Fettnäpfchen und Weihnachtsplätzchen

Kleiner Knigge | 09.12.11
 

Fettnäpfchen und Weihnachtsplätzchen

Der Chef in guter Stimmung, die Kollegen angeheitert. Es ist die Party, die einmal im Jahr das ganze Unternehmen zusammen bringt - die Weihnachtsfeier. Doch unterm Weihnachtsbaum lauern so manche Fettnäpfchen, die im schlimmsten Fall sogar der Karriere schaden können. Ein paar Verhaltensregeln sollten deshalb auch beim fröhlichen Feiern eingehalten werden.

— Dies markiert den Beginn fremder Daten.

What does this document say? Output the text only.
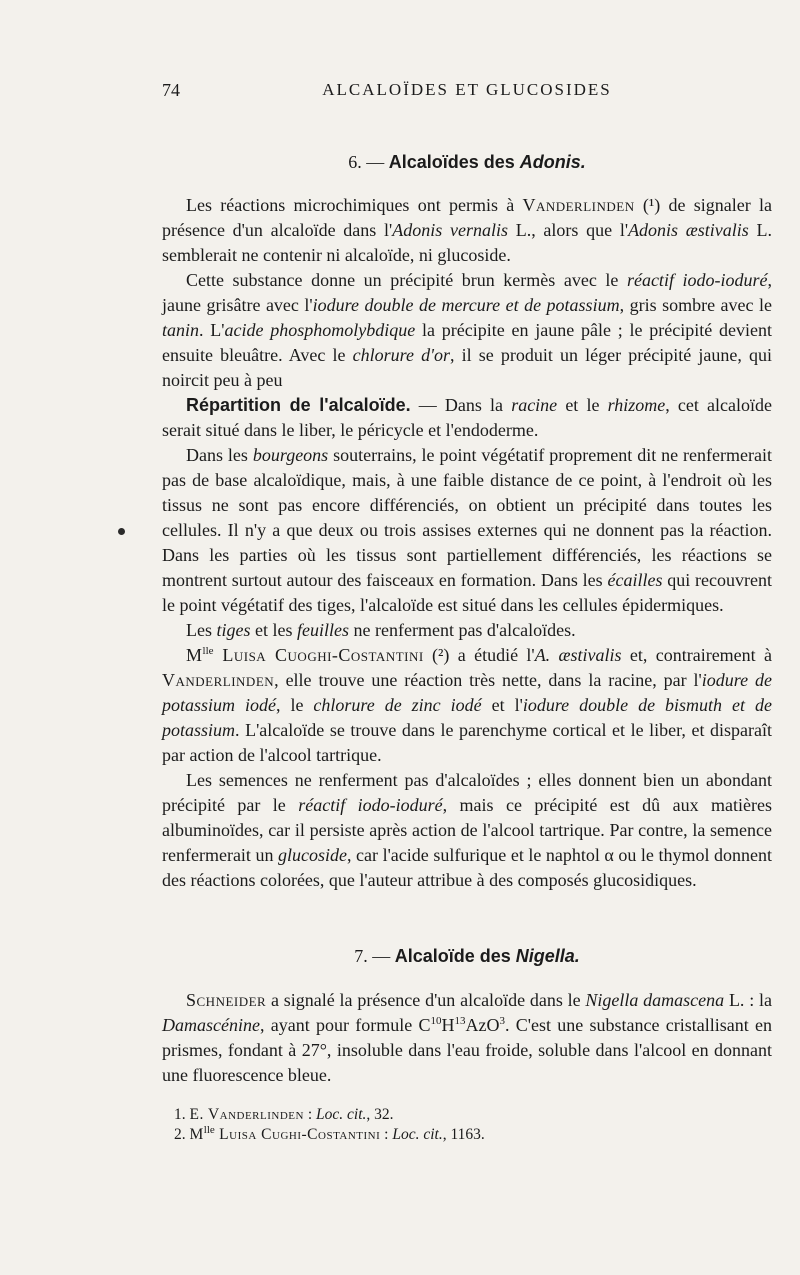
74	ALCALOÏDES ET GLUCOSIDES
6. — Alcaloïdes des Adonis.

Les réactions microchimiques ont permis à Vanderlinden (¹) de signaler la présence d'un alcaloïde dans l'Adonis vernalis L., alors que l'Adonis æstivalis L. semblerait ne contenir ni alcaloïde, ni glucoside.

Cette substance donne un précipité brun kermès avec le réactif iodo-ioduré, jaune grisâtre avec l'iodure double de mercure et de potassium, gris sombre avec le tanin. L'acide phosphomolybdique la précipite en jaune pâle ; le précipité devient ensuite bleuâtre. Avec le chlorure d'or, il se produit un léger précipité jaune, qui noircit peu à peu

Répartition de l'alcaloïde. — Dans la racine et le rhizome, cet alcaloïde serait situé dans le liber, le péricycle et l'endoderme.

Dans les bourgeons souterrains, le point végétatif proprement dit ne renfermerait pas de base alcaloïdique, mais, à une faible distance de ce point, à l'endroit où les tissus ne sont pas encore différenciés, on obtient un précipité dans toutes les cellules. Il n'y a que deux ou trois assises externes qui ne donnent pas la réaction. Dans les parties où les tissus sont partiellement différenciés, les réactions se montrent surtout autour des faisceaux en formation. Dans les écailles qui recouvrent le point végétatif des tiges, l'alcaloïde est situé dans les cellules épidermiques.

Les tiges et les feuilles ne renferment pas d'alcaloïdes.

$M^{lle}$ Luisa Cuoghi-Costantini (²) a étudié l'A. æstivalis et, contrairement à Vanderlinden, elle trouve une réaction très nette, dans la racine, par l'iodure de potassium iodé, le chlorure de zinc iodé et l'iodure double de bismuth et de potassium. L'alcaloïde se trouve dans le parenchyme cortical et le liber, et disparaît par action de l'alcool tartrique.

Les semences ne renferment pas d'alcaloïdes ; elles donnent bien un abondant précipité par le réactif iodo-ioduré, mais ce précipité est dû aux matières albuminoïdes, car il persiste après action de l'alcool tartrique. Par contre, la semence renfermerait un glucoside, car l'acide sulfurique et le naphtol α ou le thymol donnent des réactions colorées, que l'auteur attribue à des composés glucosidiques.

7. — Alcaloïde des Nigella.

Schneider a signalé la présence d'un alcaloïde dans le Nigella damascena L. : la Damascénine, ayant pour formule $C^{10}H^{13}AzO^3$. C'est une substance cristallisant en prismes, fondant à 27°, insoluble dans l'eau froide, soluble dans l'alcool en donnant une fluorescence bleue.

1. E. Vanderlinden : Loc. cit., 32.
2. $M^{lle}$ Luisa Cughi-Costantini : Loc. cit., 1163.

„Ich will kein Alkohol mehr, hol mehr, hol mehr...“

Dass es auf solchen Veranstaltungen reichlich Alkohol gibt, ist kein Geheimnis. Ein, zwei Gläser Wein oder Sekt sind völlig legitim, um in eine lockere Stimmung zu kommen. Allerdings sollte man aufpassen, dass Ausgelassenheit nicht in Peinlichkeit umschlägt. Ein Redebeitrag voller Lallen und Hicksen hat selten einen guten Eindruck hinterlassen. Auch ist es für den Chef und die Kollegen nicht schön mitanzusehen, wenn sich ein Partygast auf allen Vieren über das Tanzparkett bewegt. Deshalb lieber ein Gläschen weniger trinken!

Wichtig ist auch eine angemessene Kleidung. Sie sollte schick sein, aber nicht aufreizend. Man sollte nicht vergessen, dass die Weihnachtsfeier eine Betriebsveranstaltung ist und keine Party mit Freunden. Aus diesem Grund ist auch beim Buffet Zurückhaltung geboten. Am besten ist es zu warten, bis der Chef das Büffet eröffnet hat. Anschließend kann man sich bedienen. Aber auch beim Schlemmen gilt: Nicht zu gierig sein! Wer seinen Teller zu voll lädt oder das Essen in sich hinein schlingt, hinterlässt keinen guten Eindruck.

Selbst beim größten Malheur: Bitte lächeln!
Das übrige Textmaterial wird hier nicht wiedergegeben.